I gatti preferiscono... i Campagnoli!

Per tutta la mia infanzia, e anche un pochino oltre, avrei tanto desiderato un cane o un gatto: in quanto figlia unica (in effetti ho 3 sorelle, ma questa è un'altra storia) mi avrebbe fatto parecchia compagnia.
Non abbiamo spazio, non vedi?
Non abbiamo un giardino, povera creatura, vorrai mica farlo morire in un appartamento?
E poi chi se ne occupa? Tu??? Ma fammi il piacere!
Eh già, e poi quando andiamo in vacanza?
Insomma, niente animali, nè ora nè mai.
Jeeg, poveraccio, era nella stessa situazione: figlio unico (in effetti ha 3 fratelli, ma questa è un'altra storia) e solitudine efferata.
Anche lui appartamento in città senza giardino e le stesse risposte di cui sopra.
Ora prendete questi 2 individui e, all'improvviso, dategli due gatti randagi che ogni pomeriggio arrivano dal bosco e si accoccolano imploranti sull'uscio in attesa di un po' di cibo.
Come credete che reagiscano i due?
Inteneriti e commossi dal miagolare insistente, i Campagnoli, ogni sera, aprono il frigo alla ricerca di qualcosa che possa andare bene per le due creature.
Tuttavia, in quanto ex cittadini frustrati, ignoranti come capre sulla vita degli animali in generale e dei felini in particolare, non sempre azzeccano il cibo giusto.
E così, le due povere bestiole, ogni sera hanno un menu diverso, a tratti alquanto folcloristico:
- acciughe sotto sale;
- bottarga in polvere;
- burro (?!)
- omogeneizzati;
- purè;
- carne di vario genere e natura;
- ossette;
- avanzi di pesce;
- tonno in scatola.
Siamo arrivati a comprare al supermercato i fondi degli insaccati, salvo poi scoprire che sono ancora buoni e mangiarceli anche noi.

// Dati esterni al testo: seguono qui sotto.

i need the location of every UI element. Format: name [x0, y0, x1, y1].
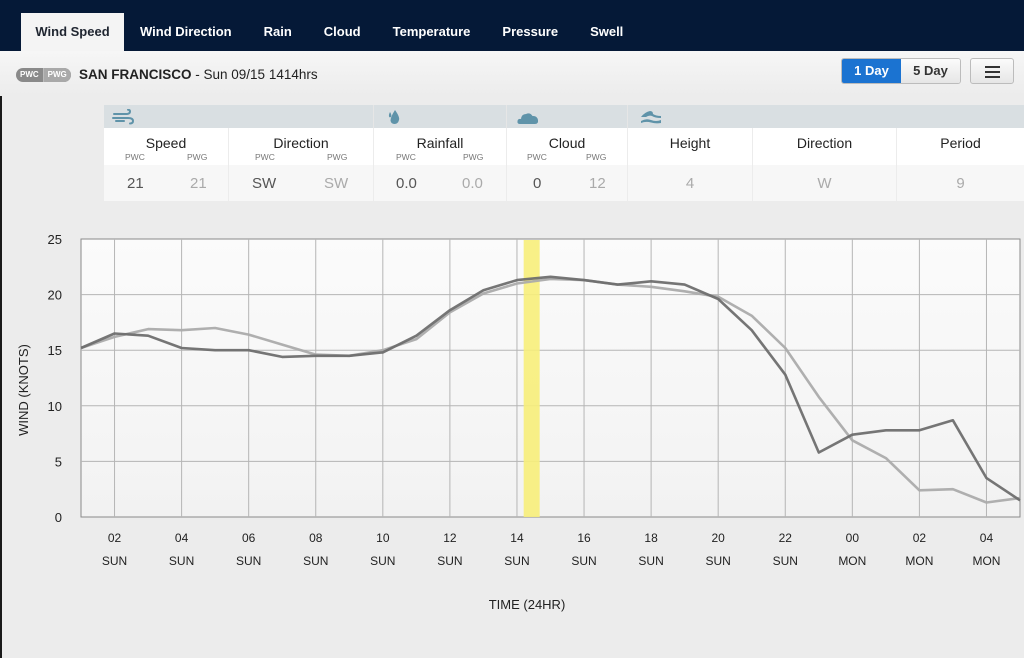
x-tick-label: 20 [711, 531, 725, 545]
one-day-button[interactable]: 1 Day [842, 59, 901, 83]
rainfall-pwg-label: PWG [463, 152, 484, 162]
swell-direction-label: Direction [796, 135, 853, 151]
direction-pwg-value: SW [324, 175, 349, 192]
speed-label: Speed [145, 135, 187, 151]
plot-area [80, 238, 1021, 518]
x-tick-label: 04 [980, 531, 994, 545]
speed-pwc-value: 21 [127, 175, 144, 192]
y-tick-label: 15 [48, 343, 62, 358]
model-badge: PWC PWG [16, 68, 71, 82]
swell-direction-value: W [817, 175, 832, 192]
tab-wind-direction[interactable]: Wind Direction [124, 13, 248, 51]
x-tick-day-label: SUN [504, 554, 529, 568]
tab-cloud[interactable]: Cloud [308, 13, 377, 51]
rainfall-pwg-value: 0.0 [462, 175, 483, 192]
x-tick-day-label: SUN [236, 554, 261, 568]
cloud-label: Cloud [548, 135, 586, 151]
badge-pwc: PWC [20, 70, 39, 79]
x-tick-day-label: SUN [773, 554, 798, 568]
wind-direction-column: Direction PWC PWG SW SW [229, 128, 374, 201]
tab-rain[interactable]: Rain [248, 13, 308, 51]
rainfall-pwc-label: PWC [396, 152, 416, 162]
direction-pwc-label: PWC [255, 152, 275, 162]
speed-pwg-value: 21 [190, 175, 207, 192]
y-tick-label: 20 [48, 288, 62, 303]
five-day-button[interactable]: 5 Day [901, 59, 960, 83]
tab-pressure[interactable]: Pressure [486, 13, 574, 51]
tab-swell[interactable]: Swell [574, 13, 639, 51]
x-tick-day-label: SUN [437, 554, 462, 568]
direction-pwg-label: PWG [327, 152, 348, 162]
x-tick-day-label: SUN [638, 554, 663, 568]
cloud-column: Cloud PWC PWG 0 12 [507, 128, 628, 201]
rainfall-pwc-value: 0.0 [396, 175, 417, 192]
chart-svg: 0 5 10 15 20 25 02 SUN 04 SUN 06 SUN 08 SUN 10 SUN 12 SU… [16, 232, 1021, 612]
location-name: SAN FRANCISCO [79, 67, 192, 82]
swell-direction-column: Direction W [753, 128, 897, 201]
y-tick-label: 10 [48, 399, 62, 414]
wind-icon [112, 108, 136, 130]
y-axis-label: WIND (KNOTS) [16, 344, 31, 436]
y-tick-label: 25 [48, 232, 62, 247]
rainfall-column: Rainfall PWC PWG 0.0 0.0 [374, 128, 507, 201]
cloud-icon [517, 111, 539, 129]
direction-pwc-value: SW [252, 175, 277, 192]
tab-wind-speed[interactable]: Wind Speed [21, 13, 124, 51]
x-tick-label: 16 [577, 531, 591, 545]
speed-pwg-label: PWG [187, 152, 208, 162]
y-tick-label: 5 [55, 454, 62, 469]
x-tick-day-label: SUN [303, 554, 328, 568]
x-tick-label: 02 [913, 531, 927, 545]
raindrop-icon [386, 109, 402, 130]
conditions-summary: Speed PWC PWG 21 21 Direction PWC PWG SW… [104, 105, 1024, 201]
swell-period-value: 9 [956, 175, 965, 192]
badge-pwg: PWG [42, 68, 71, 82]
x-tick-label: 08 [309, 531, 323, 545]
x-tick-day-label: SUN [706, 554, 731, 568]
x-tick-label: 10 [376, 531, 390, 545]
x-tick-day-label: MON [838, 554, 866, 568]
swell-height-value: 4 [685, 175, 695, 192]
menu-button[interactable] [970, 58, 1014, 84]
swell-height-column: Height 4 [628, 128, 753, 201]
x-tick-day-label: MON [972, 554, 1000, 568]
swell-height-label: Height [669, 135, 711, 151]
rainfall-label: Rainfall [416, 135, 464, 151]
location-title: SAN FRANCISCO - Sun 09/15 1414hrs [79, 67, 318, 82]
top-nav: Wind Speed Wind Direction Rain Cloud Tem… [0, 0, 1024, 51]
x-tick-label: 00 [846, 531, 860, 545]
y-axis-ticks: 0 5 10 15 20 25 [48, 232, 62, 525]
cloud-pwc-value: 0 [533, 175, 542, 192]
x-tick-day-label: SUN [169, 554, 194, 568]
x-tick-label: 04 [175, 531, 189, 545]
x-tick-day-label: SUN [102, 554, 127, 568]
x-tick-label: 06 [242, 531, 256, 545]
y-tick-label: 0 [55, 510, 62, 525]
cloud-pwc-label: PWC [527, 152, 547, 162]
wind-speed-chart: 0 5 10 15 20 25 02 SUN 04 SUN 06 SUN 08 SUN 10 SUN 12 SU… [0, 220, 1024, 658]
x-tick-label: 14 [510, 531, 524, 545]
tab-bar: Wind Speed Wind Direction Rain Cloud Tem… [21, 13, 639, 51]
wind-direction-label: Direction [273, 135, 329, 151]
cloud-pwg-label: PWG [586, 152, 607, 162]
tab-temperature[interactable]: Temperature [377, 13, 487, 51]
x-axis-label: TIME (24HR) [489, 597, 566, 612]
speed-pwc-label: PWC [125, 152, 145, 162]
cloud-pwg-value: 12 [589, 175, 606, 192]
x-tick-label: 02 [108, 531, 122, 545]
swell-period-column: Period 9 [897, 128, 1024, 201]
forecast-datetime: - Sun 09/15 1414hrs [191, 67, 318, 82]
x-tick-label: 18 [644, 531, 658, 545]
swell-period-label: Period [940, 135, 981, 151]
swell-wave-icon [640, 110, 662, 129]
x-tick-day-label: SUN [571, 554, 596, 568]
x-tick-label: 12 [443, 531, 457, 545]
range-toggle: 1 Day 5 Day [841, 58, 961, 84]
x-tick-day-label: SUN [370, 554, 395, 568]
x-tick-label: 22 [779, 531, 793, 545]
x-axis-ticks: 02 SUN 04 SUN 06 SUN 08 SUN 10 SUN 12 SUN 14 SUN 16 SUN… [102, 531, 1001, 568]
speed-column: Speed PWC PWG 21 21 [104, 128, 229, 201]
x-tick-day-label: MON [905, 554, 933, 568]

I due gatti ingrassano a vista d'occhio, fanno le fusa e si rotolano sulla pancia, leccano un po' di neve sciolta e se ne vanno pasciuti.
Ci eravamo illusi di esserci integrati perfettamente nella vita di campagna, un po' di tonno, due bistecchine et voilà! i migliori amici degli animali!
Infatti.
Jeeg è tanto amico dei suoi due gatti che si è perfino preso la Tigna.